Validating Loss Events

After generating clone genomes, we verify that genome segments marked as “loss” events are correctly handled. This validation ensures that chromosomal deletions are properly represented in each clone:

# Check loss segments for each clone (excluding the root clone)
all_loss_segment_check <- list()
for(clone in clone_names[-1]){
    # Verify loss events in each clone:
    # - clone_genome: Synthesized genome sequence
    # - clone_segments: Current segment information
    all_loss_segment_check[[clone]] <- check_loss_segments(
        clone_genome = tree_genomes[[clone]], 
        clone_segments = sim_updates$all_node_segments[[clone]]
    )
}

## No loss segments found in maternal haplotype.
## No loss segments found in paternal haplotype.
## No loss segments found in maternal haplotype.
## No loss segments found in paternal haplotype.
## No loss segments found in maternal haplotype.
## No loss segments found in paternal haplotype.
## No loss segments found in maternal haplotype.
## No loss segments found in paternal haplotype.
## No loss segments found in maternal haplotype.
## No loss segments found in paternal haplotype.
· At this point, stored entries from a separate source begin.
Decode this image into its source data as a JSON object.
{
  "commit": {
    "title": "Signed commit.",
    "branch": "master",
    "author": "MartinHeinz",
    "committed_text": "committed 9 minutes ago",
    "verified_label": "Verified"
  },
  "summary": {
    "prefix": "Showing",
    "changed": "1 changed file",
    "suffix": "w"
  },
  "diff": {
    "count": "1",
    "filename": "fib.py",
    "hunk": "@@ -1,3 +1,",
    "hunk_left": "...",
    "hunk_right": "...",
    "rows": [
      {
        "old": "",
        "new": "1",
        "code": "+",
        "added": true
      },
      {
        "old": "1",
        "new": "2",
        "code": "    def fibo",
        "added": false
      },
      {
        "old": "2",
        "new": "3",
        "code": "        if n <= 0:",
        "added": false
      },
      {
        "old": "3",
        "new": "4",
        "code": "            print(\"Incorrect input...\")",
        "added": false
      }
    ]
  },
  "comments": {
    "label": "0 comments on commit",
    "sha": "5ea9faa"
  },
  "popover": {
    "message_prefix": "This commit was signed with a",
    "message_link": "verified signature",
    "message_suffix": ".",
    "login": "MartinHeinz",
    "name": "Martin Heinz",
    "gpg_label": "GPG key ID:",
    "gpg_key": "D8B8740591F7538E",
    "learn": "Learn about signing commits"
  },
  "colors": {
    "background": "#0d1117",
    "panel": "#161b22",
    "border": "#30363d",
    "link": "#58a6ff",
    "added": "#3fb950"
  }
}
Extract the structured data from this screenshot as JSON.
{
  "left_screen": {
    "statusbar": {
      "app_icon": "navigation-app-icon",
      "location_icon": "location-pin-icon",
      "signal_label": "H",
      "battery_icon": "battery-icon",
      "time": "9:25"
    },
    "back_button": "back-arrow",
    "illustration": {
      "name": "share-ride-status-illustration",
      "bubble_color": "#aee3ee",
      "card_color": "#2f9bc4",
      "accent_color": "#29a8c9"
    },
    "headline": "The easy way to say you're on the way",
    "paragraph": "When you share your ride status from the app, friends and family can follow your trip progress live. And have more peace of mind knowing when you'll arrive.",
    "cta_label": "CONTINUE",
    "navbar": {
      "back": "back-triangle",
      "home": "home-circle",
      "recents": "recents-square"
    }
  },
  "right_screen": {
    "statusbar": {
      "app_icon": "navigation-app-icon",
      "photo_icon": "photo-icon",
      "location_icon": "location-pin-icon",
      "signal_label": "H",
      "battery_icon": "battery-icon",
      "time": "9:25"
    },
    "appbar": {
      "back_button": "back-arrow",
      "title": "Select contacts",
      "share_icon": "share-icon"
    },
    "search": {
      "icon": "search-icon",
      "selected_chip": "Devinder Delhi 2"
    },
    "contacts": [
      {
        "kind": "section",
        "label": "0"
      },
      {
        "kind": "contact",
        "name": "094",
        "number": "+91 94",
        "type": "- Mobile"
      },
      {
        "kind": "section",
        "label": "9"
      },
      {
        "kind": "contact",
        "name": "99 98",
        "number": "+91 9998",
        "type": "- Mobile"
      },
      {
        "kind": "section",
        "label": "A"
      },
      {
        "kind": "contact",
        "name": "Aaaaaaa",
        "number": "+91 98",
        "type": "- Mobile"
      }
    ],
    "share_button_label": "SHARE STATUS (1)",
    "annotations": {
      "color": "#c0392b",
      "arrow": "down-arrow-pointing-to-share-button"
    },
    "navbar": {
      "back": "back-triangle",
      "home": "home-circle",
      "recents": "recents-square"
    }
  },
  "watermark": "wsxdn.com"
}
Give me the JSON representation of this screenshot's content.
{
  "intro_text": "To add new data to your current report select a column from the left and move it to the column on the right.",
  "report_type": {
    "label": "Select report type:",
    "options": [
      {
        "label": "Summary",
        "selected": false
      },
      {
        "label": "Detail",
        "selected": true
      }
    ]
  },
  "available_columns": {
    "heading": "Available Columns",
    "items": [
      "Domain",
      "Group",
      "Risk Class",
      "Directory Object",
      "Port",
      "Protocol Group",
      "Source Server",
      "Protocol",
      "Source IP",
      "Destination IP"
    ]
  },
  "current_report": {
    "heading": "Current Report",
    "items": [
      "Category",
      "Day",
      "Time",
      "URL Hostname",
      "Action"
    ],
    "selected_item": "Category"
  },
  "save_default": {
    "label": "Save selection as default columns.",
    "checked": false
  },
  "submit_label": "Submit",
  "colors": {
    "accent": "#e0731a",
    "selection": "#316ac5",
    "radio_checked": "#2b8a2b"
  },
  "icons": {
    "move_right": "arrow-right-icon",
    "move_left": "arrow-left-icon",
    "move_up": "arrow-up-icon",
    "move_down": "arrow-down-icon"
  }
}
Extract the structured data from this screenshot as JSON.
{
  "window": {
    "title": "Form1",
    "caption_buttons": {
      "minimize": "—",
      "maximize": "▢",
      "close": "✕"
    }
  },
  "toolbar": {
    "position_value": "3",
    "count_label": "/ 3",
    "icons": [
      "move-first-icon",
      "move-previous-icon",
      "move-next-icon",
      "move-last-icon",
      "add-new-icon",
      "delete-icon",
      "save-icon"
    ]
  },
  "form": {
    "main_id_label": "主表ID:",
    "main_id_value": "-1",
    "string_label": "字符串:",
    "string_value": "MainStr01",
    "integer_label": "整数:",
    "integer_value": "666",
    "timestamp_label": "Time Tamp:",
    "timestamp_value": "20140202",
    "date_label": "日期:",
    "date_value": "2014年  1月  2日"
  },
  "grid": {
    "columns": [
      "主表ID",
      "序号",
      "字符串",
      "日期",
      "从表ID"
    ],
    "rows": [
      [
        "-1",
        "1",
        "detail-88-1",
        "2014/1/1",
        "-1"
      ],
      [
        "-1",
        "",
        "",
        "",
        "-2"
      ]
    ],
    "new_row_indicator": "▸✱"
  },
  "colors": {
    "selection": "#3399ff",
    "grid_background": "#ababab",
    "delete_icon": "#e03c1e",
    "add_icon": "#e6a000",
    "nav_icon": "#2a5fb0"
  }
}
Saving Clone Genomes to FASTA Files

After generating and validating all clone genomes, we save them as FASTA files for future use or analysis. Each clone’s maternal and paternal genomes are saved separately:

output_dir <- "./output/"
# Save each clone's genome sequences to FASTA files
for(clone in clone_names){
    for(haplotype in c("maternal", "paternal")){
      
      writing_genome <- tree_genomes[[clone]][[haplotype]]
      # Write to FASTA file with naming pattern:
      # "clone_[clone name]_[haplotype].fa"
      writeXStringSet(writing_genome, 
                      paste0(output_dir, "clone_", 
                             clone, "_", haplotype, ".fa")
                      )
      # Clean up to manage memory
      rm(writing_genome)
    }
}

Note about Read Simulation: The generated FASTA files can be used as reference sequences for read simulation using tools like ART, DWGSIM, or other sequencing simulators. However, in this tutorial, we skip the read simulation step as our example genomes are too small to generate meaningful sequencing reads. For realistic read simulation, please refer to our whole genome simulation tutorial, which demonstrates the process with full-size human genomes.